The stamp duty rate adjustments became effective on 8th July 2020. They will end on the 31st March 2021 – unless it’s extended.
The government has since updated its stamp duty calculator to reflect these temporary changes.
Who does this help?
The Chancellor said 9 out of 10 homebuyers would not pay any stamp duty during this period.
I’ve always thought stamp duty was an unnecessarily cruel tax on first-time buyers. So this is great news for those who would have been facing this expense.
Those buying more expensive properties will also only be taxed on the value above that amount. This could save those homebuyers as much as £15,000, if they are buying a property at or above £500,000.
The stamp duty holiday also benefits buyers of second homes and buy-to-let properties. They will now just pay the 3% up to £500,000.
What about mortgage availability?
I support a stamp duty holiday to give the housing market a boost at an all-important time. It does, however, have a limited impact for those hoping to secure a mortgage with a 95% – 90% loan to value (LTV) which are not currently available.
While there is some lending at 90% LTV these mortgage offers are rather few and far between.
At Move iQ we hear a constant plea from homebuyers for these mortgage rates to return.
We expect this will become a major debate between borrowers, lenders, and the regulatory controls introduced to monitor lending criteria as we move forwards.
If you’re unclear what loan to value mortgage interest rates means then read our guide.
Why are there lending challenges?
The 95% LTV mortgage is likely to pose a greater credit risk for a lender. This will become even more apparent when the government job retention scheme comes to an end in October.

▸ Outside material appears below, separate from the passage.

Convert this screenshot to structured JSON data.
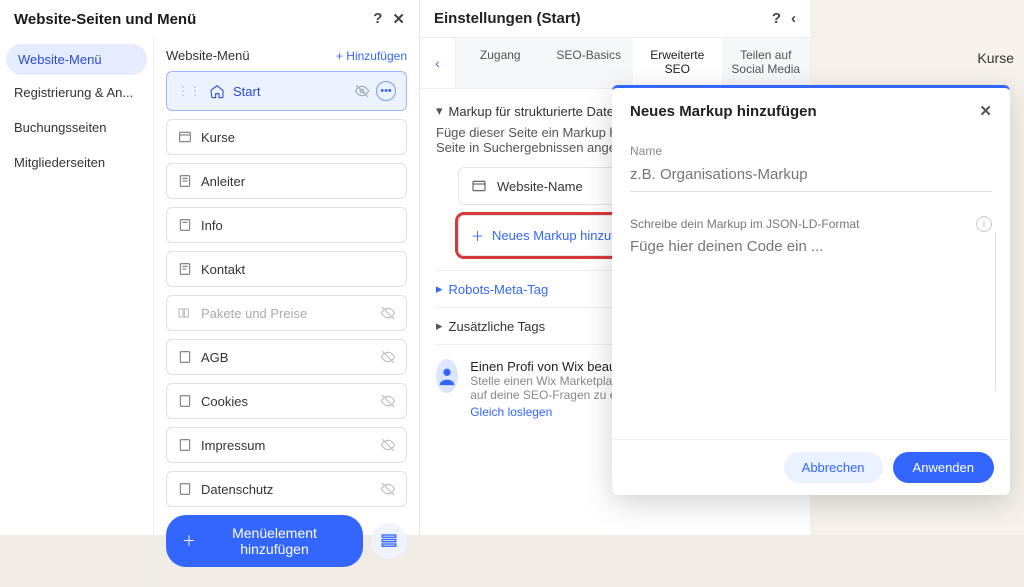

As and when these mortgages do return an individual’s job type is likely to become an additional criterion for lenders to consider.
Why? Lenders are duty bound through regulation to make sure any lending can be honoured now and in the future.
For example, if you work for the NHS you are likely to be considered to have a secure job. However, if you are self-employed or a contractor then your job security maybe considered more ‘at risk’.
The lack of 95% mortgages may therefore become more of a longer-term concern.
There is lobbying underway for government backing for these mortgage products. Although it has been muted that while some lenders may have an appetite it may be subdued due to the long-term risk issue.
What about house prices?
As things stand today – prices are holding up. As I have said in previous blogs until the furlough and mortgage holiday schemes conclude it is not possible to assess the realities. People’s finances, employment situations, and general sentiment will all be impacted.
All of these are the issues that will affect house prices over the next couple of years.
Predications and guesswork will continue but no one has a crystal ball.
Move home or stay put?
Life goes on, we all need to live somewhere, we still have a housing shortage and therefore greater demand than supply.
If you are in a position to buy and save a few pounds, then great but only spend what you can realistically afford and at a price you believe to be worth it to you at that time.
Getting yourself prepared and organised to take advantage of a stamp duty holiday is more relevant than ever. So, whether you’re buying a house or selling one be sure to download one of my free home mover toolkits to guide through each vital step.
However, if you’re forced by circumstance to put your moving plans on hold then this is the right thing to do.
There may be turbulent times ahead but there will be light at the end of the tunnel.